The words are not there, and yet, courts include the “business duty rule” as part of the foundation for admitting a business record as an exception to the hearsay rule.  To remind ourselves, here are the elements of the foundation as described by the Tenth Circuit:

To satisfy Rule 803(6) the inventory records must (1) have been prepared in the normal course of business; (2) have been made at or near the time of the events recorded; (3) be based on the personal knowledge of the entrant or of a person who had a business duty to transmit the information to the entrant; and (4) indicate the sources, methods and circumstances by which the record was made were trustworthy.  (citation omitted).  The proponent of the document must also lay this foundation for its admission.

United States v. Ary, 518 F.3d 775, 785 (10th Cir. 2008).

Here’s another version of the elements of the foundation of a business record, from Evidentiary Foundations § 10.05[2] (6th ed. 2005) by Professor Edward J. Imwinkelried, currently at the University of California (Davis) School of Law:

(1) The report was prepared by a person with a  business relationship with the company; (2) The informant (the ultimate source of the report) had a business duty to report the information; (3) The informant had personal knowledge of the facts or events reported; (4) The written report was prepared contemporaneously with the facts or events; (5) It was the routine practice of the business to prepare such reports; (6) The report was reduced to written form; (7) The report was made in the regular course of business; (8) The entry is factual in nature (noting Rule 803(6) allows for opinions or diagnoses).

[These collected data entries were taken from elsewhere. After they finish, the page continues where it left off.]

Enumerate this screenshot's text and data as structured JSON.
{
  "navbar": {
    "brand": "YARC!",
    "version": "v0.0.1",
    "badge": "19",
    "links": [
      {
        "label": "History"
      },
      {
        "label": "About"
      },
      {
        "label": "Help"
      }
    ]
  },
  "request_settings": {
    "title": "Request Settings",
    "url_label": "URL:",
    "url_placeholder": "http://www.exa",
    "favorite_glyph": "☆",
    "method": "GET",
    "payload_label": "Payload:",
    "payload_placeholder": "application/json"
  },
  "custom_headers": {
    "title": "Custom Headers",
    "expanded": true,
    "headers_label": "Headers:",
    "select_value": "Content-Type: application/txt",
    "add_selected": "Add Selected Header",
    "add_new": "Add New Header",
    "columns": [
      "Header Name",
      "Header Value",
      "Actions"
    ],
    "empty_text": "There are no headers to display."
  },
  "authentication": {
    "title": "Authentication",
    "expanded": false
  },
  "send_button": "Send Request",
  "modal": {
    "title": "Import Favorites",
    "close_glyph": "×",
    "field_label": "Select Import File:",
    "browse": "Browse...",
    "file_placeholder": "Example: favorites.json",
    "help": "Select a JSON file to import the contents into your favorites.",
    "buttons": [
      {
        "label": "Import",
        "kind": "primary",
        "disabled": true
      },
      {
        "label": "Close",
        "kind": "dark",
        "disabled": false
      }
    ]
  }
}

Both of these renditions of the elements include the business duty rule.  In my first blog on the business records exception to the hearsay rule (July 5), I promised we’d get back to United States v. Vigneau, 187 F.3d 70 (1st Cir. 1999), so let’s do it!  We left our discussion with this question:

What is the court’s ruling, and which element of the foundation did the court find the government failed to meet?

Well, the court stated at one point that “[t]he district judge was correct that the “To Send Money” forms literally comply with the business records exception … .”  The court went on, however, to hold the forms should have been excluded because the statement “Patrick Vigneau” violated the business duty rule.

[D]espite its language, the business records exception does not embrace statements contained within a business record that were made by one who is not a part of the business … .

So, what is this “business duty rule?”  Some courts and commentators suggest the requirement of a business duty arises from the portion of Rule 803(6) that says:

… if kept in the course of a regularly conducted business activity, and if it was the regular practice of that business activity to make the … record …

This view seems to be the one expressed in American Jurisprudence.  29A Am. Jur. 2d Evidence § 1260.  This also seems to be the position taken in the Advisory Committee Notes.  The elements listed in the Ary opinion suggest, however, that the business duty rule relates to the requirement of personal knowledge.  McCormick seems to support this view.  McCormick on Evidence § 290 (6th ed. 2006).  Other authorities suggest that the business duty rule is actually a recognition of the principle of hearsay within hearsay.  See Kwestel, The Business Records Exception to the Hearsay Rule: New is Not Necessarily Better, 64 Mo. L. Rev. 595 (1999).

I say … it makes little or no difference to a practicing lawyer!

A practicing lawyer who wants to win an evidence struggle by keeping evidence out may use the business duty rule as a tool to convince the trial judge that the foundation has not been met.  On the other hand, a practicing lawyer who wants to win the struggle by getting the record admitted may argue that the rule has been relaxed under the Federal Rules of Evidence, particularly when the business participant verifies the information, or where there are other adequate indications of trustworthiness.  See, e.g., United States v. Cestnik, 36 F.3d 904, 908 (10th Cir. 1994).

Let the academics figure this one out while you win evidence struggles, and cases, for clients!